Donovan opened his mouth to speak but then fell silent, his gaze riveted to Shea. Nathan turned to see her get up from her seat. She wobbled a little as she started toward where the men were gathered. Her face was pale and her entire demeanor told him she was in shock.
She gripped the closed journal and took another step. This time he hurriedly rose and crossed the distance to take her other hand. He led her to where the others sat and then simply put her on his lap so she could be near him.
He wrapped his arms around her and whispered close to her ear. “It’s okay, baby. Whatever it is, we’ll face it together.”
“You need to know this,” she said, her voice scratchy.
Realization hit him in the gut. She’d been crying, even though the signs were gone from her face. He pressed his lips to her shoulder, not knowing what else he could do to comfort her. Not until they knew what she’d learned from the journal.
She raised haunted eyes to his brothers before turning her gaze on Nathan, hurt and confusion brimming in her liquid gaze.
“Grace was right. They weren’t our real parents.”
CHAPTER 26
SHEA’S chest hurt so badly that she could barely squeeze air into and out of her lungs. She was more afraid than ever. Terrified.
And everything she’d thought she’d ever know about herself—her life—was all a lie.
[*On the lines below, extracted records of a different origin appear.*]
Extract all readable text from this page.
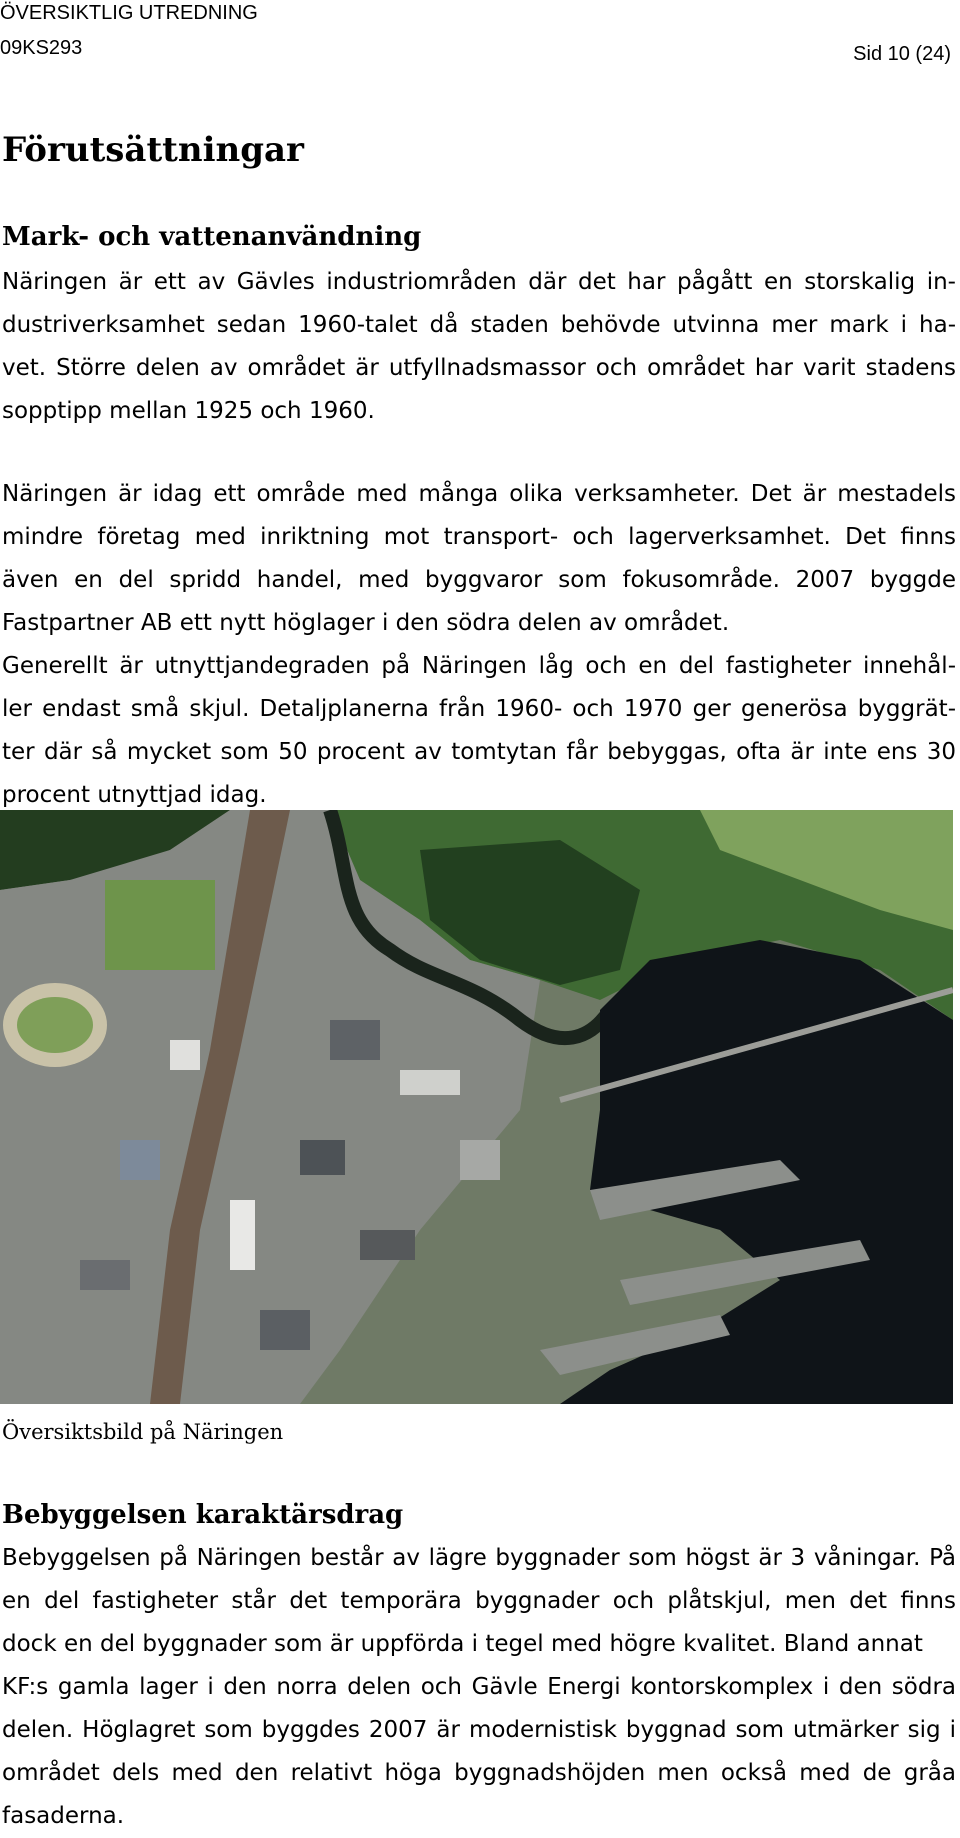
ÖVERSIKTLIG UTREDNING
09KS293	Sid 10 (24)
Förutsättningar
Mark- och vattenanvändning
Näringen är ett av Gävles industriområden där det har pågått en storskalig in-
dustriverksamhet sedan 1960-talet då staden behövde utvinna mer mark i ha-
vet. Större delen av området är utfyllnadsmassor och området har varit stadens
sopptipp mellan 1925 och 1960.
Näringen är idag ett område med många olika verksamheter. Det är mestadels
mindre företag med inriktning mot transport- och lagerverksamhet. Det finns
även en del spridd handel, med byggvaror som fokusområde. 2007 byggde
Fastpartner AB ett nytt höglager i den södra delen av området.
Generellt är utnyttjandegraden på Näringen låg och en del fastigheter innehål-
ler endast små skjul. Detaljplanerna från 1960- och 1970 ger generösa byggrät-
ter där så mycket som 50 procent av tomtytan får bebyggas, ofta är inte ens 30
procent utnyttjad idag.
Översiktsbild på Näringen
Bebyggelsen karaktärsdrag
Bebyggelsen på Näringen består av lägre byggnader som högst är 3 våningar. På
en del fastigheter står det temporära byggnader och plåtskjul, men det finns
dock en del byggnader som är uppförda i tegel med högre kvalitet. Bland annat
KF:s gamla lager i den norra delen och Gävle Energi kontorskomplex i den södra
delen. Höglagret som byggdes 2007 är modernistisk byggnad som utmärker sig i
området dels med den relativt höga byggnadshöjden men också med de gråa
fasaderna.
Nathan kissed her shoulder again, and his hand slipped up and down her other arm in a soothing pattern. His brothers and Swanny looked curiously at her, their gazes going from her face to the journal she held so tightly in her grasp.
“I don’t even know how to explain it.” Numbness was rapidly spreading through her veins until she felt disembodied.
“Start from the beginning,” Donovan said gently. “What did you mean by they weren’t your real parents?”
Her breath hiccupped out of her mouth and her shoulders drooped with fatigue and disillusionment. “Apparently my parents…the people who raised me…were scientists. They were heading a top-secret, government-funded project. No one but a few high-ranking government officials even knew of its existence, and they were all military officials. My mother remarked in her journal that it was doubtful the president or members of Congress ever knew about the project.”
“What the hell were they researching?” Ethan asked.
“They weren’t researching,” Shea said softly. “They were creating. Me and my sister, Grace. Though now I wonder if she’s even my sister.”
Nathan stiffened against her. “Wait a minute. Back up.”
She stood, suddenly no longer able to sit still against him. She paced away and then turned to face the assembled group again.
“According to my mother…” She shook her head and swallowed back the knot in her throat. “According to Andrea Peterson, Grace and I were lab-created experiments. Who knows who my real parents were. I doubt they even knew each other. They chose ‘samples’ from a selection of people who were particularly gifted and possessed ‘unusual talents,’ though none of the so-called abilities are outlined in her journal. And then these samples were basically mixed, implanted in a volunteer uterus, and they took the baby when it was born.”